19:02Finally, perhaps a brief summary the procedures of hierarchical clustering:
19:12We're obviously seeing the benefits in there, that we no longer have to specify a number of clusters in advance.
19:20Both agglomerative and density-based hierarchical Clustering algorithms enable you to find cluster structures without a prior specification of the number of clusters.
19:33They are very robust in terms of parameters, especially if you use the Epsilon in the OPTICS area,
19:41while the previous methods for Setting of Epsilon rather heuristic nature were at DBSCAN.
19:49The big advantage that is certainly needed in many applications, one has the complete hierarchy of all clusters
19:57and can decide in the end, which cluster structures you want to process and how.
20:02It is not necessary to decide in advance how dense the structures must be.
20:07Visualization is possible both with the dendrograms agglomerative clustering as well as with the Reachability Plots at OPTICS
20:14very intuitive and can also be used for illustration purposes. of these cluster structures can be used.
20:20That, let's call it partitioning flat clustering. you can later use such dendrograms or extract them from the Reachability Plots.
20:31Of course, this is also a disadvantage at the same time, because the user has to extract this final clustering.
20:38And another disadvantage you have to be aware of, is the scalability of such methods.

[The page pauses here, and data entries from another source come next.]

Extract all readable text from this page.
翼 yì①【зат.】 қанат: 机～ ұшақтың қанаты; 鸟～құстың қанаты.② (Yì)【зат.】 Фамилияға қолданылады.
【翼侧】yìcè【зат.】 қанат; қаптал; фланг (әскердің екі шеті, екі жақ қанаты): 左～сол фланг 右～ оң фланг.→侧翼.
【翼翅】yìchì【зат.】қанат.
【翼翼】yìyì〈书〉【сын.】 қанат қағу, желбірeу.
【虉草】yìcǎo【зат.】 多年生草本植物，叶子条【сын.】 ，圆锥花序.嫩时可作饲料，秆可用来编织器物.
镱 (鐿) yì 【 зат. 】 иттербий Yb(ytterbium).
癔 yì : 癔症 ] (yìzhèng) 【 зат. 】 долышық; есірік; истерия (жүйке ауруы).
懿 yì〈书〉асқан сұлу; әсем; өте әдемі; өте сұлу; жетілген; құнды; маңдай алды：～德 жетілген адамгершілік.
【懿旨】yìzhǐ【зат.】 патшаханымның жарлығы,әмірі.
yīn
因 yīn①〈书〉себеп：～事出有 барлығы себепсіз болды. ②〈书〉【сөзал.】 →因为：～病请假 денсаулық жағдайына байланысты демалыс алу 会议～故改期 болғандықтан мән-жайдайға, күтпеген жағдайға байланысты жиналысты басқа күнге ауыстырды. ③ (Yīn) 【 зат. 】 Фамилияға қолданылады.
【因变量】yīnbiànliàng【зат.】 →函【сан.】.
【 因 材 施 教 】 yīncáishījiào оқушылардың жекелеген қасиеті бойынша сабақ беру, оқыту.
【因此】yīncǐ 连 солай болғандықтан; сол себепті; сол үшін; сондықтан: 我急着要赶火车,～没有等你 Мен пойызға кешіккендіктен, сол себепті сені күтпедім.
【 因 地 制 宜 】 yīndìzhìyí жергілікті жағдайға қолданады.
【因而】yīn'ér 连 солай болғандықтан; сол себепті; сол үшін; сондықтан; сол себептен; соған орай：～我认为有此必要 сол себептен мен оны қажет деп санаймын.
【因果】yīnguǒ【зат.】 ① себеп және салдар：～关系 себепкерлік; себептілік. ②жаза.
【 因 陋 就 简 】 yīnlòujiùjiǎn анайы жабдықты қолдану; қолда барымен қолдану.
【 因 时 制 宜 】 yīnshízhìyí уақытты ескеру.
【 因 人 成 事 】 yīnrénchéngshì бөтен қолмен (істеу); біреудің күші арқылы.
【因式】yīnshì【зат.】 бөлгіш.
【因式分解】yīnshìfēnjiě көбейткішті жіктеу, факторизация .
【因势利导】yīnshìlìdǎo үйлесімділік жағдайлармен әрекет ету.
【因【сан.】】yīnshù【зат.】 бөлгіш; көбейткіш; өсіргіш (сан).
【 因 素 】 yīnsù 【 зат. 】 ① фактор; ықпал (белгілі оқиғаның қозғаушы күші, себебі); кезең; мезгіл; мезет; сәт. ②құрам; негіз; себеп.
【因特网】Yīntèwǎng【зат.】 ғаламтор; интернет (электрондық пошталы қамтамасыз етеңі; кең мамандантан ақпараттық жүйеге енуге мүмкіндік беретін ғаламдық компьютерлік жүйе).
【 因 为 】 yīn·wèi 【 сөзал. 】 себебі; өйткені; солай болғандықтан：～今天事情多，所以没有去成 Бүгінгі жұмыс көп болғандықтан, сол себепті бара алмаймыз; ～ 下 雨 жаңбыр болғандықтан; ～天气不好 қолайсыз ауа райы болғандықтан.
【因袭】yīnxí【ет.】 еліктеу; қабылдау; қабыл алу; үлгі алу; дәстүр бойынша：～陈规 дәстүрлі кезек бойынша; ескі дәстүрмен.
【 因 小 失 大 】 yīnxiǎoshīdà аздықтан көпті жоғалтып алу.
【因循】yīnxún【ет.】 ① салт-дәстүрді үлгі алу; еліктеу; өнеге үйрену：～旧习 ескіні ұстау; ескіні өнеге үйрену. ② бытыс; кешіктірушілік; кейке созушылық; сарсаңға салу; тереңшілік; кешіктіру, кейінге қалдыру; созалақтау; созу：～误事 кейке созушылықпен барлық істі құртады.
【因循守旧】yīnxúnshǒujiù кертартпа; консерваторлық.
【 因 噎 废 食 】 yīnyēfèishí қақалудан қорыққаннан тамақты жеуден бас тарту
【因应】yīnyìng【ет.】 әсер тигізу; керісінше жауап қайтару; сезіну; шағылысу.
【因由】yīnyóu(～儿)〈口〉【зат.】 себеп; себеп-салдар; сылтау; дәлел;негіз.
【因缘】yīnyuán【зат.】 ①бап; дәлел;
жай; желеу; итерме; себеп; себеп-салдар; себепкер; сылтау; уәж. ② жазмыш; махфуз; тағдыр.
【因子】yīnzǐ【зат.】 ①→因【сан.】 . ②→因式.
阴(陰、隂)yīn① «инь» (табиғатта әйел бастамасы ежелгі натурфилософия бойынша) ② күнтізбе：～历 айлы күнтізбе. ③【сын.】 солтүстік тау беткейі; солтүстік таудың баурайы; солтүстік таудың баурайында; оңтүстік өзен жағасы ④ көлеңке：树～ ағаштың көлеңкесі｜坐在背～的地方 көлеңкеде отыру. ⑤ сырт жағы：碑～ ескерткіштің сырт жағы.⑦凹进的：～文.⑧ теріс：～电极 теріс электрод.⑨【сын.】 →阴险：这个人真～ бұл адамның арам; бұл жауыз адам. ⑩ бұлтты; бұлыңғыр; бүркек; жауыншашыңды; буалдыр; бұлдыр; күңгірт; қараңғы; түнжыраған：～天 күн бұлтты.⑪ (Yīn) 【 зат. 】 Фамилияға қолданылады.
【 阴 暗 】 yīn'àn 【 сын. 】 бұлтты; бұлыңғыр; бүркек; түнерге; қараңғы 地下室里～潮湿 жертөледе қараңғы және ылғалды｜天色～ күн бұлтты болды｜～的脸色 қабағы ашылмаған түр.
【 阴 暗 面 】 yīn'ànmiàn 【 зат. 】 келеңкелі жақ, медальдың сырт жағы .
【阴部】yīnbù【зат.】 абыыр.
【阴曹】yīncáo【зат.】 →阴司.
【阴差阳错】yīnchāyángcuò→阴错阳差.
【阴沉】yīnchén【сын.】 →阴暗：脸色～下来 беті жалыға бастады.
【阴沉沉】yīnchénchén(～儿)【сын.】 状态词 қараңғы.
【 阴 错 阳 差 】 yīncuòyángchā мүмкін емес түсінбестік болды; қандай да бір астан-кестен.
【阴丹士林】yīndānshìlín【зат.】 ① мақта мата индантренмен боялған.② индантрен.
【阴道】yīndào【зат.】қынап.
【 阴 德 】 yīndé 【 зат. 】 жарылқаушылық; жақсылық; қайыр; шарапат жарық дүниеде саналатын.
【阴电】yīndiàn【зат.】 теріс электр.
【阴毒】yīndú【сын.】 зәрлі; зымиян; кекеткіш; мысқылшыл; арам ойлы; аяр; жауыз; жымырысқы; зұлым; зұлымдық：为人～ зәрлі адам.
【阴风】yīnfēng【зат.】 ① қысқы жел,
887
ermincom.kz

20:43While previous methods such as K-Means or DBSCAN were very efficient in the database size and we were only able to had to have very little access to our data,
20:57we see here in standard methods of agglomerative clustering square to sometimes cubic running times,
21:06during OPTICS without index support is also scaled quadratically accordingly.
21:11So you have to be aware that the benefits, we see up here on this slide, of course, this is accompanied by corresponding efficiency disadvantages.
21:20Thank you so much, and I'll see you in the next class.